Common Fibular (Peroneal) Nerve
The Common Fibular
(L4-S2) typically separates from the sciatic nerve at the superior apex of the
popliteal fossa, the nerve follows the medial surface of biceps femoris (long
head initially) inferolaterally toward the knee. Superior to the knee the mass
formed by the lateral head of the gastrocnemius acts to "push" the
nerve onto the posterior edge of the biceps femoris tendon, which it follows
down to the fibular head. At this point, the common fibular nerve wraps around
the neck of the fibula, pierces the proximal anterolateral muscles and terminates
by dividing into superficial and deep fibular branches.

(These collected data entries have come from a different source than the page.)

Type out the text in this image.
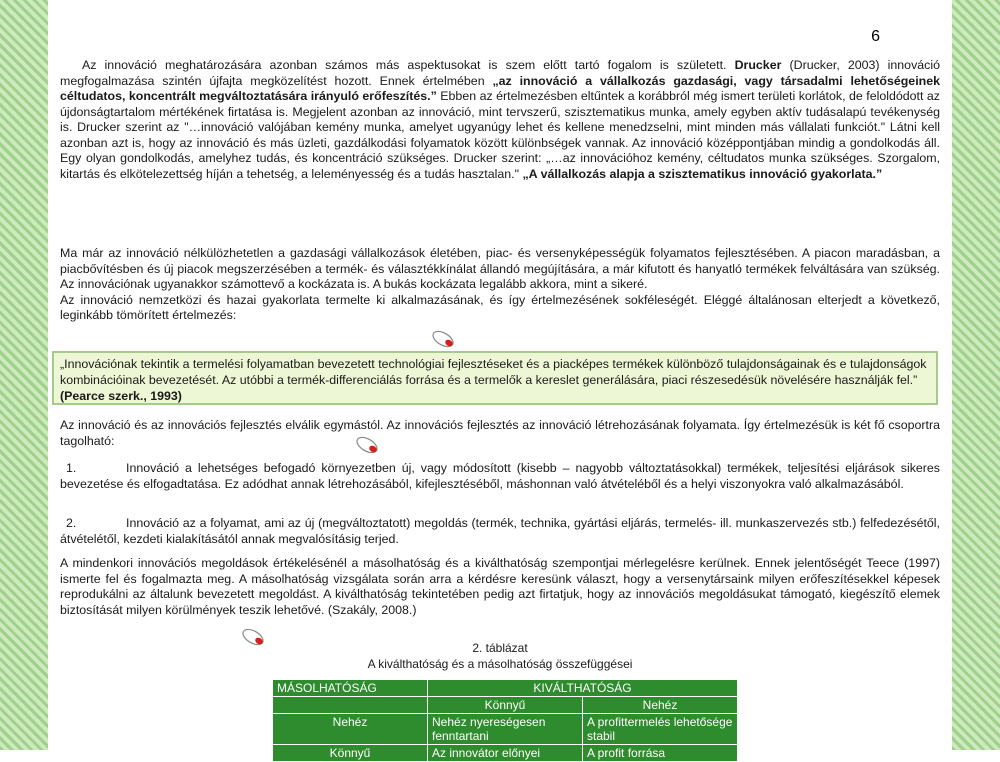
6
Az innováció meghatározására azonban számos más aspektusokat is szem előtt tartó fogalom is született. Drucker (Drucker, 2003) innováció megfogalmazása szintén újfajta megközelítést hozott. Ennek értelmében „az innováció a vállalkozás gazdasági, vagy társadalmi lehetőségeinek céltudatos, koncentrált megváltoztatására irányuló erőfeszítés.” Ebben az értelmezésben eltűntek a korábbról még ismert területi korlátok, de feloldódott az újdonságtartalom mértékének firtatása is. Megjelent azonban az innováció, mint tervszerű, szisztematikus munka, amely egyben aktív tudásalapú tevékenység is. Drucker szerint az "…innováció valójában kemény munka, amelyet ugyanúgy lehet és kellene menedzselni, mint minden más vállalati funkciót." Látni kell azonban azt is, hogy az innováció és más üzleti, gazdálkodási folyamatok között különbségek vannak. Az innováció középpontjában mindig a gondolkodás áll. Egy olyan gondolkodás, amelyhez tudás, és koncentráció szükséges. Drucker szerint: „…az innovációhoz kemény, céltudatos munka szükséges. Szorgalom, kitartás és elkötelezettség híján a tehetség, a leleményesség és a tudás hasztalan." „A vállalkozás alapja a szisztematikus innováció gyakorlata.”
Ma már az innováció nélkülözhetetlen a gazdasági vállalkozások életében, piac- és versenyképességük folyamatos fejlesztésében. A piacon maradásban, a piacbővítésben és új piacok megszerzésében a termék- és választékkínálat állandó megújítására, a már kifutott és hanyatló termékek felváltására van szükség. Az innovációnak ugyanakkor számottevő a kockázata is. A bukás kockázata legalább akkora, mint a sikeré.
Az innováció nemzetközi és hazai gyakorlata termelte ki alkalmazásának, és így értelmezésének sokféleségét. Eléggé általánosan elterjedt a következő, leginkább tömörített értelmezés:
„Innovációnak tekintik a termelési folyamatban bevezetett technológiai fejlesztéseket és a piacképes termékek különböző tulajdonságainak és e tulajdonságok kombinációinak bevezetését. Az utóbbi a termék-differenciálás forrása és a termelők a kereslet generálására, piaci részesedésük növelésére használják fel.” (Pearce szerk., 1993)
Az innováció és az innovációs fejlesztés elválik egymástól. Az innovációs fejlesztés az innováció létrehozásának folyamata. Így értelmezésük is két fő csoportra tagolható:
1.	Innováció a lehetséges befogadó környezetben új, vagy módosított (kisebb – nagyobb változtatásokkal) termékek, teljesítési eljárások sikeres bevezetése és elfogadtatása. Ez adódhat annak létrehozásából, kifejlesztéséből, máshonnan való átvételéből és a helyi viszonyokra való alkalmazásából.
2.	Innováció az a folyamat, ami az új (megváltoztatott) megoldás (termék, technika, gyártási eljárás, termelés- ill. munkaszervezés stb.) felfedezésétől, átvételétől, kezdeti kialakításától annak megvalósításig terjed.
A mindenkori innovációs megoldások értékelésénél a másolhatóság és a kiválthatóság szempontjai mérlegelésre kerülnek. Ennek jelentőségét Teece (1997) ismerte fel és fogalmazta meg. A másolhatóság vizsgálata során arra a kérdésre keresünk választ, hogy a versenytársaink milyen erőfeszítésekkel képesek reprodukálni az általunk bevezetett megoldást. A kiválthatóság tekintetében pedig azt firtatjuk, hogy az innovációs megoldásukat támogató, kiegészítő elemek biztosítását milyen körülmények teszik lehetővé. (Szakály, 2008.)
2. táblázat
A kiválthatóság és a másolhatóság összefüggései
MÁSOLHATÓSÁG	KIVÁLTHATÓSÁG	
	Könnyű	Nehéz
Nehéz	Nehéz nyereségesen fenntartani	A profittermelés lehetősége stabil
Könnyű	Az innovátor előnyei	A profit forrása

The common fibular nerve is the most frequently injured nerve of the lower limb, linked to its close relation to the head and neck of the fibula. Fractures of the fibular neck may traumatize the nerve directly, or peculiar leg-crossing postures compress the nerve. Prolonged maintenance of the squatting position (picking fruits or vegetables close to the ground) can lead to compression of the nerve against the fibula by the tight tendon of the biceps femoris. All these yield motor symptoms of anterior tibial compartment paralysis and weakness of the fibularis longus and brevis. When there is paralysis of the anterior compartment muscles, the ankle cannot be actively dorsiflexed, but the requirement for the forefoot to clear the group during swing phase is accommodated by excessive flexion at the hip and knee. The "foot drop" produces the so-called "high-stepping" gait. Since the foot cannot be actively dorsiflexed, normal landing on the heel is impossible.